La genèse de cet album n’a pas été un long fleuve tranquille. 2012, épris par le doute et le manque d’inspiration Brav jette tous ces morceaux et met son projet solo en suspens. En lieu et place, il va se concentrer sur les projets du label Din Records, notamment ceux de Médine et Tiers Monde (son acolyte de Bouchées Doubles), se ressourcer par les voyages (Liban, Turquie, Palestine), réaliser des clips et, fait rarissime dans le milieu du rap, offrir son sublime texte Post Scriptum à Kery James qui en fera un moment fort de Dernier MC (2013).
Mais Brav n’abdique pas. A l’heure où la sortie d’un album se fait le plus rapidement possible, le havrais a su prendre son temps. « Premier album, dernière chance. », son leitmotiv représente parfaitement son état d’esprit lors de la conception de ce premier album solo. Bousculer les formes habituelles du rap français, donner aux textes la place qu’ils méritent, parvenir à allier les deux sans compromis mais non sans cohérence ; on obtient alors un album étonnamment créatif et réussi. Humilité, générosité et ambition : voilà Brav.
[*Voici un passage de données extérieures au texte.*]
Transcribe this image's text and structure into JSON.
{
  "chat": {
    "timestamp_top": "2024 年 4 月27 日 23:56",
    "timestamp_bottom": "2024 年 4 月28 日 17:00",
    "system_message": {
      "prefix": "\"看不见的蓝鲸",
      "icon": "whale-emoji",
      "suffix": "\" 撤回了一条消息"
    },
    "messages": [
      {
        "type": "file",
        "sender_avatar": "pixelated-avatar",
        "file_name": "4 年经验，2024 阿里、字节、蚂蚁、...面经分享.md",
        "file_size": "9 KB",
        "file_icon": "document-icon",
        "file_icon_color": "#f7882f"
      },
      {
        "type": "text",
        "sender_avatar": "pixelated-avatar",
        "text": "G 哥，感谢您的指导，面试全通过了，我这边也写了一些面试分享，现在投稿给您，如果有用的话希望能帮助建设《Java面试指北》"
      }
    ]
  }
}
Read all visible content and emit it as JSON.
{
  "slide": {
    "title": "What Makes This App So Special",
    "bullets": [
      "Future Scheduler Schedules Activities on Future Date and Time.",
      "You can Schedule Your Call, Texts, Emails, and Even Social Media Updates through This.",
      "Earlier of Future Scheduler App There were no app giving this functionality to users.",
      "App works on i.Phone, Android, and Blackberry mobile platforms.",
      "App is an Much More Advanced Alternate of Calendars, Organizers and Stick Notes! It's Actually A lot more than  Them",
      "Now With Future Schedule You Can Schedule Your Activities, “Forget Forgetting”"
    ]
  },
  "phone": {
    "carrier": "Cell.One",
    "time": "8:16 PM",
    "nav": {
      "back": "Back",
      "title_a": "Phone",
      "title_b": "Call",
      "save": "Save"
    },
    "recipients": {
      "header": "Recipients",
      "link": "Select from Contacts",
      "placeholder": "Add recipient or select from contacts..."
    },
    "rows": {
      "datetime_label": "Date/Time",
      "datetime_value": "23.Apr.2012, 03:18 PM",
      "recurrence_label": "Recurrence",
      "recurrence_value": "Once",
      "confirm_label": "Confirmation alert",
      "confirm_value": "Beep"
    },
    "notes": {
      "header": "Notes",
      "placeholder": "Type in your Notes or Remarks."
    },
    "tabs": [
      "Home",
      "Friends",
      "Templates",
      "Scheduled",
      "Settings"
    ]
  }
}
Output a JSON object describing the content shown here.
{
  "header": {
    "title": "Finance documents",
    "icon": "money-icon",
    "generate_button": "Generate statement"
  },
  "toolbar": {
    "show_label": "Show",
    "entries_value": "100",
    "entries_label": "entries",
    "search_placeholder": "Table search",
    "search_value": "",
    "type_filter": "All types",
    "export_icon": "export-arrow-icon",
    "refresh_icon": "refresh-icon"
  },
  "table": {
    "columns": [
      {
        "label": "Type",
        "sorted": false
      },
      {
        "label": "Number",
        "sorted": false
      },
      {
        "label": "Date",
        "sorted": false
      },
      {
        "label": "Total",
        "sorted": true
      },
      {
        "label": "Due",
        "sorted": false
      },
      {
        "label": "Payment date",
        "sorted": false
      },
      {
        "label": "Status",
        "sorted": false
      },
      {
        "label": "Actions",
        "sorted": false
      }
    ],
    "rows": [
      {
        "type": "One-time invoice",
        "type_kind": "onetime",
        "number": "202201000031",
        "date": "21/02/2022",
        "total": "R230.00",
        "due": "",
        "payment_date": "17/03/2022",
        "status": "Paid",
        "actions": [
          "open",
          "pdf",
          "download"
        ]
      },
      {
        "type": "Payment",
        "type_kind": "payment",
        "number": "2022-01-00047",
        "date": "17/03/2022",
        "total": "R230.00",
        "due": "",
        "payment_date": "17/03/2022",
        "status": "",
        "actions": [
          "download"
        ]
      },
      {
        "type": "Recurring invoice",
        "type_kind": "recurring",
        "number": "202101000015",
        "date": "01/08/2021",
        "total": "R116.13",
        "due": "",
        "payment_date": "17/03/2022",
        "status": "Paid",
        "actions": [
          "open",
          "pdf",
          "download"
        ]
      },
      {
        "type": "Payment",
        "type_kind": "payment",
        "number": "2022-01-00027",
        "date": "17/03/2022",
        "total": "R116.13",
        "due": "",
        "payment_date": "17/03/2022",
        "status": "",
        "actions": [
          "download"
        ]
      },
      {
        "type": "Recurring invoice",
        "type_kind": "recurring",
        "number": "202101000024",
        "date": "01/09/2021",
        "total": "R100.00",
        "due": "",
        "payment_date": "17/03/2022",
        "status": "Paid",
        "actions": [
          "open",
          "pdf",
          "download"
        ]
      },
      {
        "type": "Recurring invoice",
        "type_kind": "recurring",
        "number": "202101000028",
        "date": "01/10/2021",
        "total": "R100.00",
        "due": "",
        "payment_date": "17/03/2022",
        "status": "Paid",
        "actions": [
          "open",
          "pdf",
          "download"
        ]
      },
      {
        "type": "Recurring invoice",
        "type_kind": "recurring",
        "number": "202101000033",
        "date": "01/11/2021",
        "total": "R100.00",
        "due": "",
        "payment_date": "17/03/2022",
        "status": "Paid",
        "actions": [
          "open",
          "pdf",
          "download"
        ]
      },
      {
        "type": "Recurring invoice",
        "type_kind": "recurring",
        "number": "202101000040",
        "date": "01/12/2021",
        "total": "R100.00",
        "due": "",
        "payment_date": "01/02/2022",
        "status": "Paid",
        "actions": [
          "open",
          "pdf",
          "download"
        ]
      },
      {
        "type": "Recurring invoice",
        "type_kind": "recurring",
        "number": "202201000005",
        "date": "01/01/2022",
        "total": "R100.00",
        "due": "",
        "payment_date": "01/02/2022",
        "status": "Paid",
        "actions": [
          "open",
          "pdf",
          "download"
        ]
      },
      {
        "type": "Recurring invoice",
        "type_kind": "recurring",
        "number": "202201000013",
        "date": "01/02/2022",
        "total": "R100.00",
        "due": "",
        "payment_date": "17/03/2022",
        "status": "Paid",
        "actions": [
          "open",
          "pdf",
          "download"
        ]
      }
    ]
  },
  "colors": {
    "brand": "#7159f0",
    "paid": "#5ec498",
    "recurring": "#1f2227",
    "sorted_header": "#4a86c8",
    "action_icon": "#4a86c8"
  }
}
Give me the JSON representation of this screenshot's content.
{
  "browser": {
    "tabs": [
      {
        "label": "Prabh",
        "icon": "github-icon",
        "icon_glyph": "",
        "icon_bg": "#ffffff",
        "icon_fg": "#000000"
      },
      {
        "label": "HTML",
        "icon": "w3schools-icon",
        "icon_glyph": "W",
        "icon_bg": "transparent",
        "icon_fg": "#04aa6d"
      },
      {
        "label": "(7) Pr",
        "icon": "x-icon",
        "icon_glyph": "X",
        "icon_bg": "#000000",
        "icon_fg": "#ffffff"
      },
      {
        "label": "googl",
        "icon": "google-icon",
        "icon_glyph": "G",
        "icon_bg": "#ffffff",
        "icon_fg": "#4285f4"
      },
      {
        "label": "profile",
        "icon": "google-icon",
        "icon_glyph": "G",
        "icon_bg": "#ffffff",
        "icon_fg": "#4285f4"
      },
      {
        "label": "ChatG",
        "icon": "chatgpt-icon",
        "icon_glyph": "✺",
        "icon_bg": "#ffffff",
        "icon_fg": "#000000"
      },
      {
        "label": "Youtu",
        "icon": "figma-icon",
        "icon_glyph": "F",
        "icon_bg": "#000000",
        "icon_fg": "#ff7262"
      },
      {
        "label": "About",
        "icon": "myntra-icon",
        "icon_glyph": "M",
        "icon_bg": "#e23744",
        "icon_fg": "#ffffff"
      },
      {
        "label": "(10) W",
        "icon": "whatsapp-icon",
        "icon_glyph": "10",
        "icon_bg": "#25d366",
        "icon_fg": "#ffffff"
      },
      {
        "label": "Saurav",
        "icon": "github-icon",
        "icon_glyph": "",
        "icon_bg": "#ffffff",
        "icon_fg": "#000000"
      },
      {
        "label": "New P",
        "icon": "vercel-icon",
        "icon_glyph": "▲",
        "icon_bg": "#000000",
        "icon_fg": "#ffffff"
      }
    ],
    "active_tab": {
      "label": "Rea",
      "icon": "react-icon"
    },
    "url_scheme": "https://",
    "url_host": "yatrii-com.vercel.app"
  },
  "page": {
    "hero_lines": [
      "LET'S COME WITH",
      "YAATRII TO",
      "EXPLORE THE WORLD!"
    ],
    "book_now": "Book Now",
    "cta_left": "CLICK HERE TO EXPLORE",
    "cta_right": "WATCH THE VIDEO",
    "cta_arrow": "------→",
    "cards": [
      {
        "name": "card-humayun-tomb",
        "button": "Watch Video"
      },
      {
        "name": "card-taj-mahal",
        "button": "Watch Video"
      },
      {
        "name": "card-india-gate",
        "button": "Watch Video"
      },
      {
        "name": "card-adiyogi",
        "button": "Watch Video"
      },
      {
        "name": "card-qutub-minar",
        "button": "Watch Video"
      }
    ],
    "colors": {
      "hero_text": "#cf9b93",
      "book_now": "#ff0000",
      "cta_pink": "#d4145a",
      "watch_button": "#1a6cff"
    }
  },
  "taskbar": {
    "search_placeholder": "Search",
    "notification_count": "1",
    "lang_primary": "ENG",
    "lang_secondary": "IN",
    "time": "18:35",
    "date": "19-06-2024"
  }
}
Ce qui surprend le plus à la première écoute de Sous France, c’est la dextérité avec laquelle Brav passe du rap au chant, varie ses flows, habite ses interprétations. Rarement des refrains chantés auront été aussi agréables, bien loin des soupes pseudo R’n’biques. L’Arche, sans doute l’un des meilleurs morceaux de cet album, en est le symbole idéal. Evidemment, la richesse des instrus de Proof contribue grandement à ce résultat, tant il a su répondre avec brio à la créativité qu’imposait ce projet. Néanmoins, petit bémol pour certains titres dont Sous France cette fois-ci desservie par un refrain raté et discordant. Même si les parties chants sont globalement maitrisées, on peut regretter un manque de morceaux plus rappés comme sur le très bon Tyler Durden.
Remettre le rap conscient au goût du jour, l’entreprise est belle. Sur ses 17 titres, Brav dénonce dans A l’évidence (« Je ne comprends pas pourquoi ils fuient, c’est bête / C’est pourtant le paradis d’être en vacances chez eux »), lutte dans Brav Against the Machine (« J’connais pas de recette-miracle pour faire l’bonheur de mes proches J’ai juste appris les ingrédients de base du cocktail molotov ») et se confie dans Meïlia. Un rap conscient mais pas moralisateur, personnel mais pas stéréotypé, Brav distribue avant tout un message de lutte et d’espoir, le tout agrémenté de punchlines bien senties : (« L’Etat nous pisse dessus, les médias disent qu’il pleut » dans Tyler Durden).
Un album réussi donc, travaillé, qui parvient à un équilibre intéressant entre le fond et la forme, à une homogénéité sur la qualité des morceaux et à une cohérence artistique sans faille. Cet album peut dérouter, mais on ne change pas les codes sans brusquer les esprits.